An earlier study examined selenium supplementation (200 mcg/day) as a supportive element in the treatment of ovarian cancer in women receiving chemotherapy (n=31).⁷ After 2 and 3 months, the patients receiving selenium supplementation showed a significant increase in the activity of glutathione peroxidase (p < 0.0015 and p < 0.0038, respectively) and of malondialdehyde (p<0.0363; p < 0.0489). Selenium administration for 3 months resulted in a significant increase of white blood cells (p < 0.0001). After 2 and 3 months, selenium supplementation also resulted in a significant decrease in hair loss (p < 0.0000; p < 0.0392), flatulence (p < 0.0000; p < 0.0000), abdominal pain (p < 0.0006; p < 0.0202), weakness (p < 0.0001; p < 0.0000), malaise (p < 0.0017; p < 0.0000), and loss of appetite (p < 0.0000; p < 0.0000).

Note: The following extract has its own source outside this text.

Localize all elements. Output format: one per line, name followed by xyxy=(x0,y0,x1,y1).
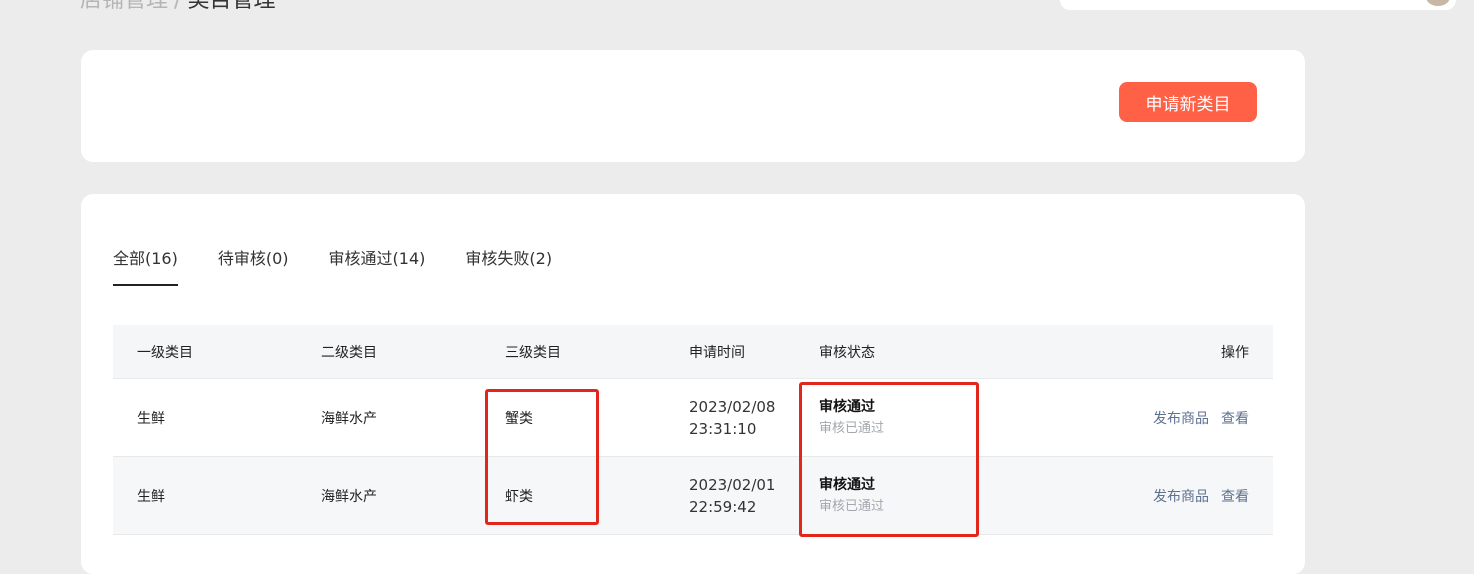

These findings highlight the need for practitioners to consider the beneficial role of selenium in supporting patients at risk of, or who have a current diagnosis of ovarian cancer, particularly in those patients with suboptimal dietary intake. Practitioners should consider the following treatment approaches:

• Recommend that patients supplement with an organic form of selenium at a dose of between 20 – 200 mcg/day. There is good evidence that supplementation with organic forms of selenium, such as selenomethionine, can maintain an increased selenium status for a longer period after its discontinuation compared to inorganic forms such as selenate. Organic forms have also been shown to maintain the activities of selenoenzymes during periods of selenium depletion for longer than those containing inorganic selenium.^8,9
• Educate patients of the importance of consuming a diet rich in high-fibre and anti-inflammatory foods such as oily fish, fruits, vegetables, nuts and seeds, and to limit pro-inflammatory foods such as sugary drinks, refined carbohydrates, trans fats and processed meats.

References

1. World Ovarian Cancer Coalition. The World Ovarian Cancer Coalitition Atlas: Global trends in incidence, mortality and survival, 2018.
2. Cancer Council. Ovarian Cancer. 13/11/2019.

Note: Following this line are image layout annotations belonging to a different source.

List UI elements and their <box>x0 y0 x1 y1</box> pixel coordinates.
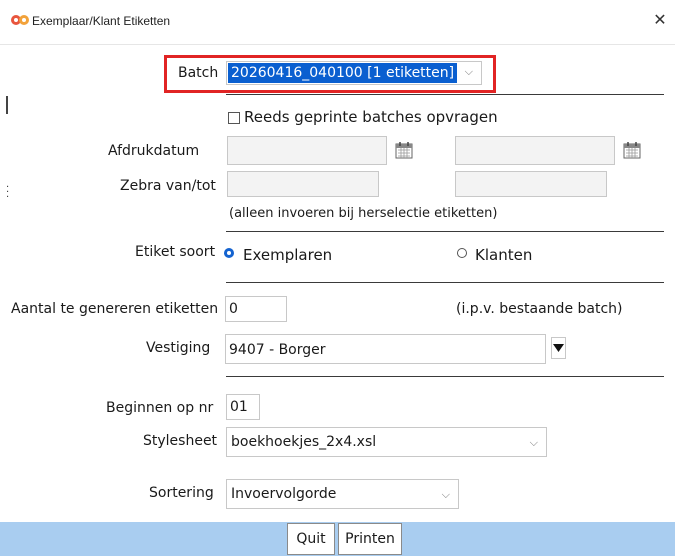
window-title: Exemplaar/Klant Etiketten <box>32 14 171 28</box>
radio-klanten-label: Klanten <box>475 246 533 264</box>
app-logo-icon <box>11 15 29 25</box>
close-icon: ✕ <box>653 10 667 29</box>
radio-klanten[interactable] <box>457 248 467 258</box>
start-nr-input[interactable]: 01 <box>226 394 260 420</box>
print-date-from-field[interactable] <box>227 136 387 165</box>
quit-button[interactable]: Quit <box>287 523 335 555</box>
batch-selected-value: 20260416_040100 [1 etiketten] <box>228 63 458 83</box>
calendar-icon[interactable] <box>393 139 415 161</box>
count-label: Aantal te genereren etiketten <box>11 301 219 317</box>
sort-select[interactable]: Invoervolgorde ⌵ <box>226 479 459 509</box>
reprint-label: Reeds geprinte batches opvragen <box>244 108 498 126</box>
chevron-down-icon: ⌵ <box>529 436 538 449</box>
sort-value: Invoervolgorde <box>231 486 337 502</box>
chevron-down-icon: ⌵ <box>441 488 450 501</box>
reprint-checkbox[interactable] <box>228 112 240 124</box>
chevron-down-icon: ⌵ <box>464 65 473 78</box>
batch-select[interactable]: 20260416_040100 [1 etiketten] ⌵ <box>226 61 482 85</box>
window-edge-marker <box>6 96 8 114</box>
zebra-from-field[interactable] <box>227 171 379 197</box>
stylesheet-select[interactable]: boekhoekjes_2x4.xsl ⌵ <box>226 427 547 457</box>
print-date-label: Afdrukdatum <box>108 143 200 159</box>
close-button[interactable]: ✕ <box>650 10 670 30</box>
count-note: (i.p.v. bestaande batch) <box>456 301 623 317</box>
zebra-to-field[interactable] <box>455 171 607 197</box>
branch-dropdown-button[interactable] <box>551 337 566 359</box>
label-type-label: Etiket soort <box>135 244 216 260</box>
calendar-icon[interactable] <box>621 139 643 161</box>
start-nr-label: Beginnen op nr <box>106 400 214 416</box>
zebra-label: Zebra van/tot <box>120 178 216 194</box>
branch-label: Vestiging <box>146 340 211 356</box>
count-input[interactable]: 0 <box>225 296 287 322</box>
print-date-to-field[interactable] <box>455 136 615 165</box>
triangle-down-icon <box>553 344 564 352</box>
title-bar: Exemplaar/Klant Etiketten ✕ <box>0 0 675 45</box>
divider <box>226 282 664 283</box>
resize-grip-icon[interactable]: · · · <box>6 183 9 203</box>
divider <box>226 94 664 95</box>
stylesheet-label: Stylesheet <box>143 433 218 449</box>
reselect-hint: (alleen invoeren bij herselectie etikett… <box>229 206 498 221</box>
stylesheet-value: boekhoekjes_2x4.xsl <box>231 434 377 450</box>
divider <box>226 231 664 232</box>
divider <box>226 376 664 377</box>
batch-label: Batch <box>178 65 219 81</box>
radio-exemplaren-label: Exemplaren <box>243 246 333 264</box>
sort-label: Sortering <box>149 485 214 501</box>
radio-exemplaren[interactable] <box>224 248 234 258</box>
branch-field[interactable]: 9407 - Borger <box>225 334 546 364</box>
print-button[interactable]: Printen <box>338 523 402 555</box>
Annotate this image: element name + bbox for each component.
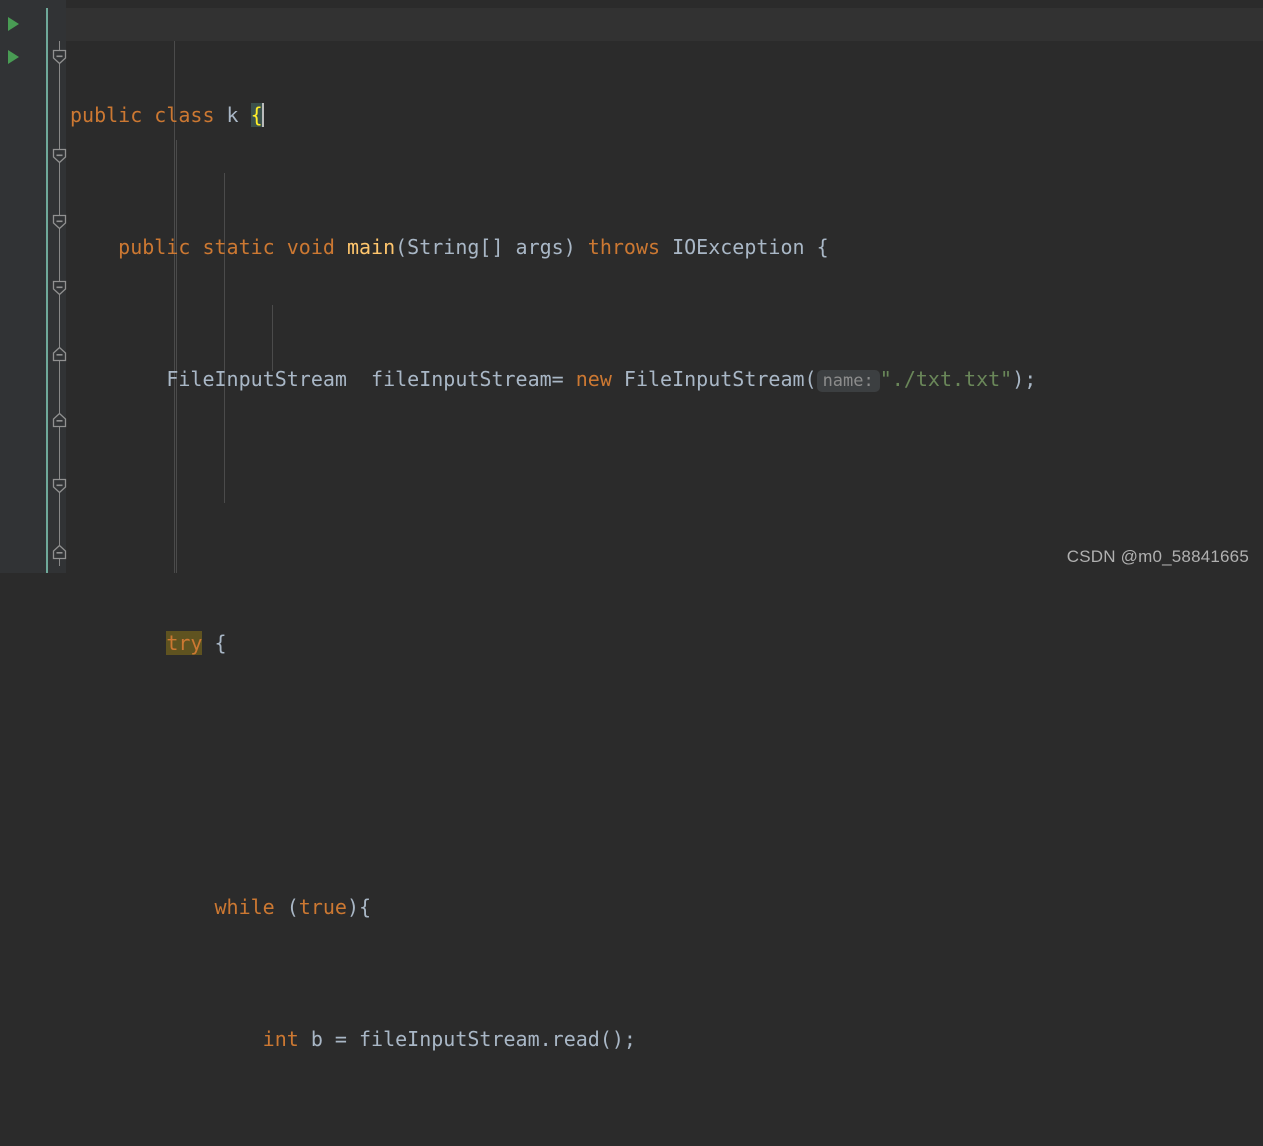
token-punct: { <box>804 235 829 259</box>
token-keyword: while <box>214 895 287 919</box>
code-line-7[interactable]: while (true){ <box>66 891 1036 924</box>
token-keyword: int <box>262 1027 311 1051</box>
token-class-name: k <box>226 103 251 127</box>
vcs-change-stripe[interactable] <box>46 8 48 573</box>
token-keyword: public class <box>70 103 227 127</box>
parameter-hint-chip: name: <box>816 370 880 392</box>
run-method-icon[interactable] <box>8 50 19 64</box>
token-params: [] args) <box>479 235 588 259</box>
token-type: FileInputStream <box>166 367 347 391</box>
code-line-6[interactable] <box>66 759 1036 792</box>
token-punct: { <box>202 631 227 655</box>
run-class-icon[interactable] <box>8 17 19 31</box>
fold-marker-region-end-icon[interactable] <box>52 346 67 362</box>
token-type: String <box>407 235 480 259</box>
token-constructor: FileInputStream( <box>623 367 817 391</box>
code-line-8[interactable]: int b = fileInputStream.read(); <box>66 1023 1036 1056</box>
code-canvas[interactable]: public class k { public static void main… <box>66 0 1263 1051</box>
fold-marker-region-end-icon[interactable] <box>52 544 67 560</box>
watermark-text: CSDN @m0_58841665 <box>1066 547 1249 566</box>
token-punct: ){ <box>346 895 372 919</box>
token-keyword: new <box>575 367 624 391</box>
fold-marker-collapse-icon[interactable] <box>52 280 67 296</box>
code-line-3[interactable]: FileInputStream fileInputStream= new Fil… <box>66 363 1036 396</box>
text-caret <box>261 103 264 127</box>
fold-marker-collapse-icon[interactable] <box>52 49 67 65</box>
editor-gutter[interactable] <box>0 0 40 573</box>
fold-marker-collapse-icon[interactable] <box>52 214 67 230</box>
token-method-name: main <box>346 235 396 259</box>
token-expression: b = fileInputStream.read(); <box>310 1027 636 1051</box>
fold-marker-collapse-icon[interactable] <box>52 148 67 164</box>
fold-marker-region-end-icon[interactable] <box>52 412 67 428</box>
token-punct: ( <box>286 895 299 919</box>
token-keyword: public static void <box>118 235 347 259</box>
token-keyword: throws <box>587 235 673 259</box>
fold-marker-collapse-icon[interactable] <box>52 478 67 494</box>
code-line-5[interactable]: try { <box>66 627 1036 660</box>
token-punct: ( <box>395 235 408 259</box>
code-text[interactable]: public class k { public static void main… <box>66 0 1036 1146</box>
token-keyword-highlighted: try <box>166 631 203 655</box>
token-boolean: true <box>298 895 347 919</box>
token-punct: ); <box>1012 367 1037 391</box>
code-line-2[interactable]: public static void main(String[] args) t… <box>66 231 1036 264</box>
token-type: IOException <box>672 235 805 259</box>
token-variable: fileInputStream= <box>346 367 576 391</box>
code-line-1[interactable]: public class k { <box>66 99 1036 132</box>
code-line-4[interactable] <box>66 495 1036 528</box>
code-editor[interactable]: public class k { public static void main… <box>0 0 1263 1051</box>
token-string: "./txt.txt" <box>879 367 1013 391</box>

3. Terry, P.D., et al., Supplemental Selenium May Decrease Ovarian Cancer Risk in African-American Women. J Nutr, 2017. 147(4): p. 621-627.
4. Murdoch, W.J. and J.F. Martinchick, Oxidative damage to DNA of ovarian surface epithelial cells affected by ovulation: carcinogenic implication and chemoprevention. Exp Biol Med (Maywood), 2004. 229(6): p. 546-52.

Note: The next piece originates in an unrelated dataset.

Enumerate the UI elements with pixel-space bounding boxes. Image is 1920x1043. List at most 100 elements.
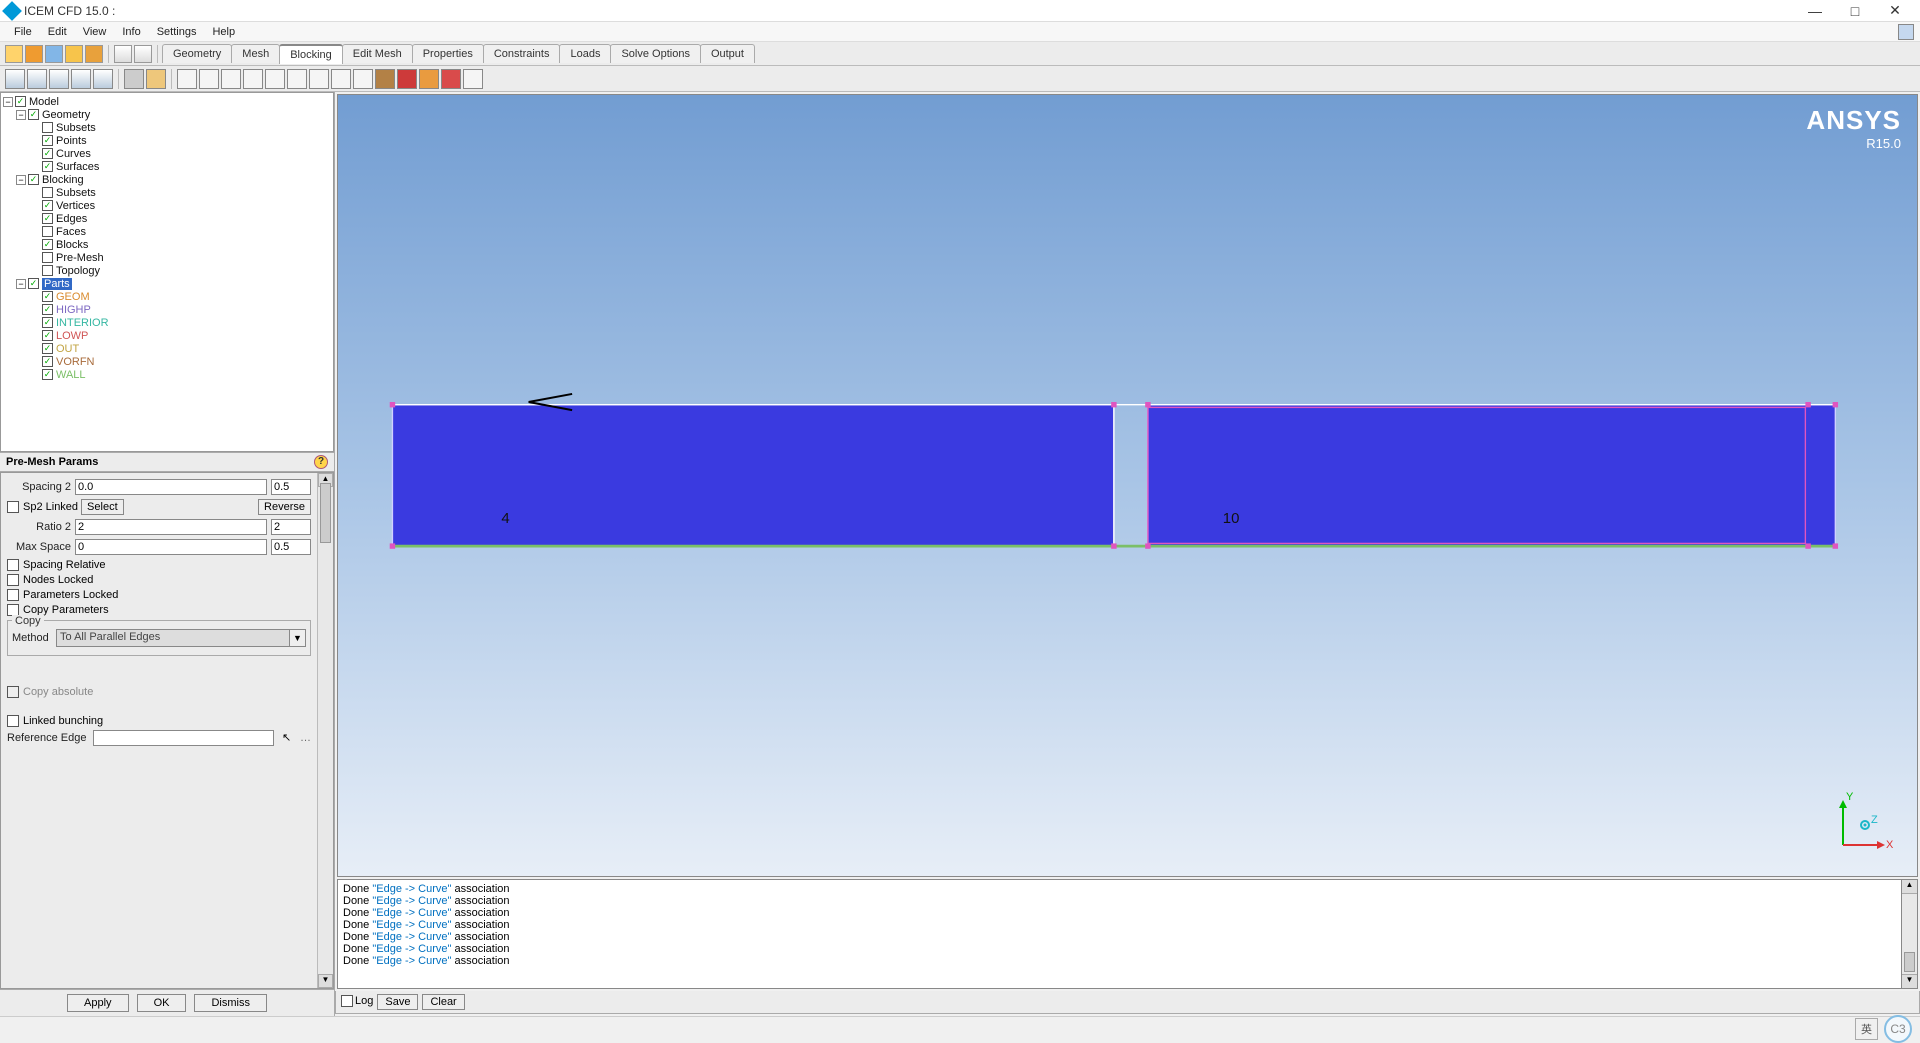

5. Tinggi, U., Selenium: its role as antioxidant in human health. Environmental health and preventive medicine, 2008. 13(2): p. 102-108.
6. Rayman, M.P., Selenium in cancer prevention: a review of the evidence and mechanism of action. Proc Nutr Soc, 2005. 64(4): p. 527-42.
7. Sieja, K. and M. Talerczyk, Selenium as an element in the treatment of ovarian cancer in women receiving chemotherapy. Gynecol Oncol, 2004. 93(2): p. 320-7.
8. Thomson, C.D., et al., Long-term supplementation with selenate and selenomethionine: selenium and glutathione peroxidase (EC 1.11.1.9) in blood components of New Zealand women. Br J Nutr, 1993. 69(2): p. 577-88.
9. Evans, S.O., P.F. Khairuddin, and M.B. Jameson, Optimising Selenium for Modulation of Cancer Treatments. Anticancer Res, 2017. 37(12): p. 6497-6509.